To Preserve Evidence

It is best to not wash, bathe, douche, or brush your teeth (if oral activity took place). But even if you have cleaned up, you can and should still get a medical examination.

If you have not changed the clothing you were wearing at the time of the assault, keep these on as they can be collected at the time of the examination. If possible, bring a change of clothing, but the SATC also has clothing available. If you do change, put each article of clothing you were wearing in a separate paper bag and bring everything to the hospital.

Do not clean or disturb the physical location where the assault occurred.

If you suspect that you were a victim of a rape drug, medical care for testing and collecting evidence as soon as possible is important. These drugs leave your system very quickly.
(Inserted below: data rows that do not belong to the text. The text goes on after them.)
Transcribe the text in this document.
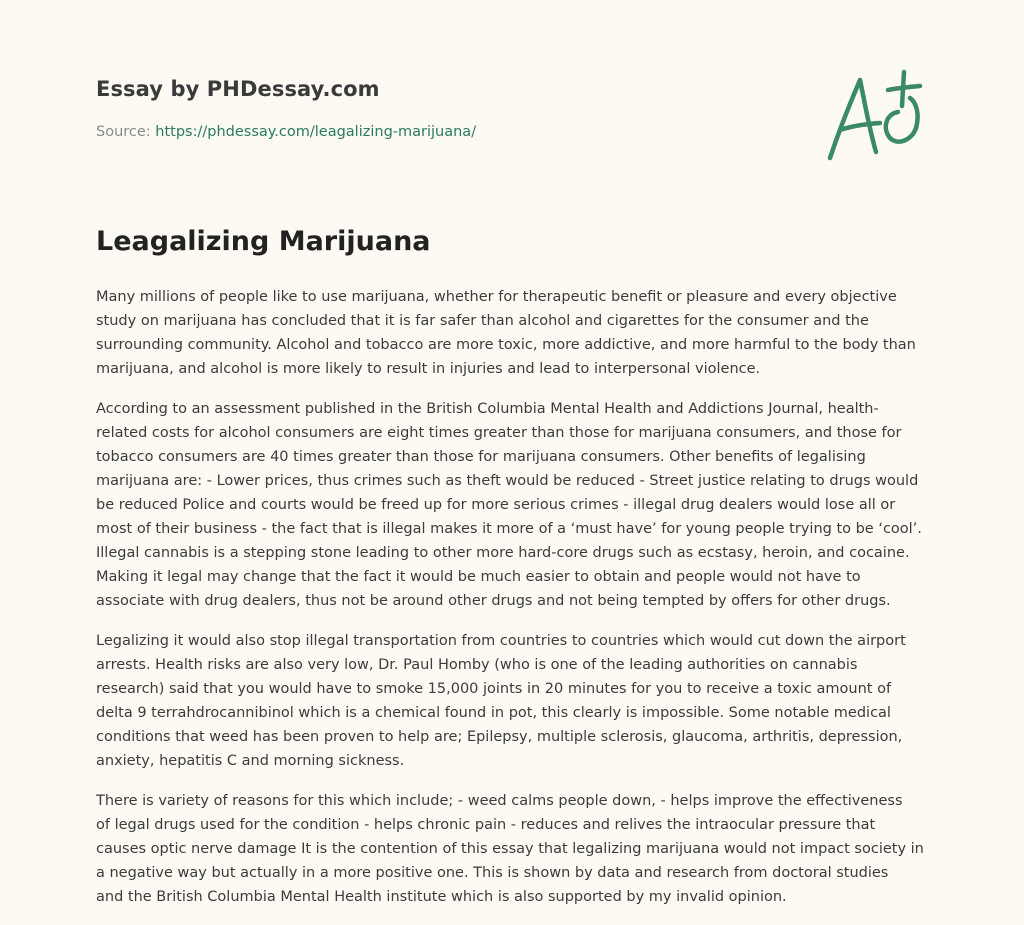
Essay by PHDessay.com
Source: https://phdessay.com/leagalizing-marijuana/
Leagalizing Marijuana

Many millions of people like to use marijuana, whether for therapeutic benefit or pleasure and every objective
study on marijuana has concluded that it is far safer than alcohol and cigarettes for the consumer and the
surrounding community. Alcohol and tobacco are more toxic, more addictive, and more harmful to the body than
marijuana, and alcohol is more likely to result in injuries and lead to interpersonal violence.

According to an assessment published in the British Columbia Mental Health and Addictions Journal, health-
related costs for alcohol consumers are eight times greater than those for marijuana consumers, and those for
tobacco consumers are 40 times greater than those for marijuana consumers. Other benefits of legalising
marijuana are: - Lower prices, thus crimes such as theft would be reduced - Street justice relating to drugs would
be reduced Police and courts would be freed up for more serious crimes - illegal drug dealers would lose all or
most of their business - the fact that is illegal makes it more of a ‘must have’ for young people trying to be ‘cool’.
Illegal cannabis is a stepping stone leading to other more hard-core drugs such as ecstasy, heroin, and cocaine.
Making it legal may change that the fact it would be much easier to obtain and people would not have to
associate with drug dealers, thus not be around other drugs and not being tempted by offers for other drugs.

Legalizing it would also stop illegal transportation from countries to countries which would cut down the airport
arrests. Health risks are also very low, Dr. Paul Homby (who is one of the leading authorities on cannabis
research) said that you would have to smoke 15,000 joints in 20 minutes for you to receive a toxic amount of
delta 9 terrahdrocannibinol which is a chemical found in pot, this clearly is impossible. Some notable medical
conditions that weed has been proven to help are; Epilepsy, multiple sclerosis, glaucoma, arthritis, depression,
anxiety, hepatitis C and morning sickness.

There is variety of reasons for this which include; - weed calms people down, - helps improve the effectiveness
of legal drugs used for the condition - helps chronic pain - reduces and relives the intraocular pressure that
causes optic nerve damage It is the contention of this essay that legalizing marijuana would not impact society in
a negative way but actually in a more positive one. This is shown by data and research from doctoral studies
and the British Columbia Mental Health institute which is also supported by my invalid opinion.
Although going to the hospital after a sexual assault may feel overwhelming, it is a safe place to get help. A SATC worker will stay with you the entire time.

  • The examination is done in the Emergency Room of the Kapi`olani Medical Center for Women and Children (1319 Punahou Street).
  • You can bring a friend or relative for support to the hospital.
  • You can receive the SATC forensic examination even if you do not want to report to the police.
  • Interpreters are available for those who have limited English ability or if you are hearing impaired.
  • Crisis counseling is provided by the SATC worker during the medical exam.
  • There is NO COST for the acute forensic examination or the crisis counseling.
  • For more information, click here: The SATC Acute Forensic Examination

What if the sexual assault happened a while ago?

Call the SATC hotline 524-7273 and a SATC worker can help you decide on the best course of action.

You may still be able to report the assault to the police if it is within the statute of limitation. Call the SATC for further information on your reporting options.

If you are worried about sexually transmitted infections, HIV or other medical concerns, even if it is over 72 hours since the assault, it is important to seek medical care. Adults can seek care from a private physician or nearby medical clinic. The SATC has a Pediatric Sexual Abuse Clinic for anyone under the age of 18.

What about Counseling?

Support is available whether you are an adult, teen, or child. A sexual assault can be an intense physical and emotional experience. It is common to feel shocked, confused and overwhelmed.

Sexual assault may never be forgotten, yet you can recover. Dealing with the trauma of a sexual assault can be difficult as many thoughts and emotions may arise. At the SATC, we have experienced professional staff in our therapy program to help with your healing, or you can seek care from a private therapist in the community.

At the time of the forensic exam, you will be informed of follow-up services available and, if you wish, you will receive a call from a SATC crisis counselor a few days later to discuss your options. If you want therapy help, the SATC crisis counselor will make arrangements for you.

If you are uncertain about seeking therapy, you can meet the SATC crisis counselor for short-term crisis support. The crisis counselor can help you through difficult decisions you may be facing (e.g., Should I report to the police? Should I tell others what happened?), and can support you as you work on regaining a sense of normalcy. This support is also available to you even if you did not have the forensic examination.